Лоренцен попытался отогнать возникшую неожиданно мысль, забыть ее или хотя бы спрятать в глубь подсознания. Эвери нравился ему, и к тому же сейчас ничего не было хуже, чем взаимное недоверие. Не хватало еще стать параноиком!
Однако еще оставался неизвестно куда пропавший "Да Гама" - этот огромный знак вопроса, висящий во тьме космоса.
Лоренцен замерз и забрался в спальный мешок. Он слушал шум ветра, журчание ручья, крик какой-то птицы и никак не мог заснуть.
Что же все-таки случилось с первой экспедицией? Кто был таинственным саботажником, едва не сорвавшим проведение второго полета на Троас? Почему во время подготовки к экспедиции происходило так много неурядиц? Почему был скомплектован такой разношерстный, психологически несовместимый экипаж? Почему рорване были единственным видом млекопитающих, встретившимся им до сих пор? Они, очевидно, достаточно цивилизованны - почему же из космоса не было заметно ни малейших следов их деятельности? С чем связаны особенности их языка, якобы недоступного пониманию людей? Вопросы, вопросы, десятки вопросов… И еще эта ядовитая ящерица, неизвестная туземцам, и непонятное петляние на довольно ровной местности…
На каждый из вопросов можно было найти более или менее правдоподобный ответ, но все вместе они нарушали известный принцип "бритвы Оккама". Каждое объяснение отвергало остальные, порождало новую гипотезу, противоречащую остальным.
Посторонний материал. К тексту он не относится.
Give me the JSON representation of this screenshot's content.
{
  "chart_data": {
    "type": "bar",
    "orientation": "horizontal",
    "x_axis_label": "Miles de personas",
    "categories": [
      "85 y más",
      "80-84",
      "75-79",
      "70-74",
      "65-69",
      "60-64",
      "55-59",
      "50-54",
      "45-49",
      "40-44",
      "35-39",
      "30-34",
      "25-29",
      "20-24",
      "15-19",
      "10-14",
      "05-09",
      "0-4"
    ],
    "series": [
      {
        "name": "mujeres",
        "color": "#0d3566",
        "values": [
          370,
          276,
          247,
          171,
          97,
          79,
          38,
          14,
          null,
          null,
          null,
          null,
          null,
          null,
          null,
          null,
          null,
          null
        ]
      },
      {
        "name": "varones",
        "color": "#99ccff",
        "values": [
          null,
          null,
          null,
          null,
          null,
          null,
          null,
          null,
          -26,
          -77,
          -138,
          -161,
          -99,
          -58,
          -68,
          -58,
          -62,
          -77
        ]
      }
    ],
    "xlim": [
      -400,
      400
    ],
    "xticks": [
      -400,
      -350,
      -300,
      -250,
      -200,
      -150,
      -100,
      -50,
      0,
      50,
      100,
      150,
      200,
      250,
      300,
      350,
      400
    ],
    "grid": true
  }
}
Было ли что-то объединяющее в этой груде фактов? Или всему причиной лишь странное стечение обстоятельств?
Один из аборигенов, Силиш, ходил кругами вокруг затухающего костра, держа ружье наперевес. О чем он думает? Он научился играть в шахматы, был внешне дружелюбно настроен к людям - и все же мог оказаться более чуждым для них, чем та ядовитая ящерица. Кто знает, быть может, он и его соплеменники заманили в ловушку экипаж "Да Гама", а затем растерзали землян, словно хищные звери?
Эвери… Психолог казался правдивым, добродушным человеком, и все же у него ровным счетом ничего не получалось. Сплотить экипаж он так и не смог и как лингвист ничем пока не блеснул. Может быть, рорване попросту обманывают его? Или чем-то подкупили? Но чем?
Лоренцен заворочался, пытаясь заснуть, но сон никак не приходил. Слишком многое надо было обдумать. Слишком многого приходилось опасаться.
Наконец он пришел к решению: пока никому ничего не рассказывать о своих подозрениях. В конце концов, никаких фактов у него не было. Кроме того, рорване никогда не оставляли людей наедине друг с другом, - кто знает, быть может, они уже освоили английский?
Зато он должен использовать малейшую возможность, чтобы пополнять свой рорванский словарь. Надо постоянно вслушиваться в речь туземцев, и если их язык на самом деле близок по структуре к индоевропейским, то со временем ему удастся уловить не только смысл отдельных слов, но и их грамматические формы. Многие слова можно узнать, задавая, казалось бы, вполне невинные вопросы. Да, этим необходимо срочно заняться!
Успокоенный этой мыслью, Лоренцен наконец заснул.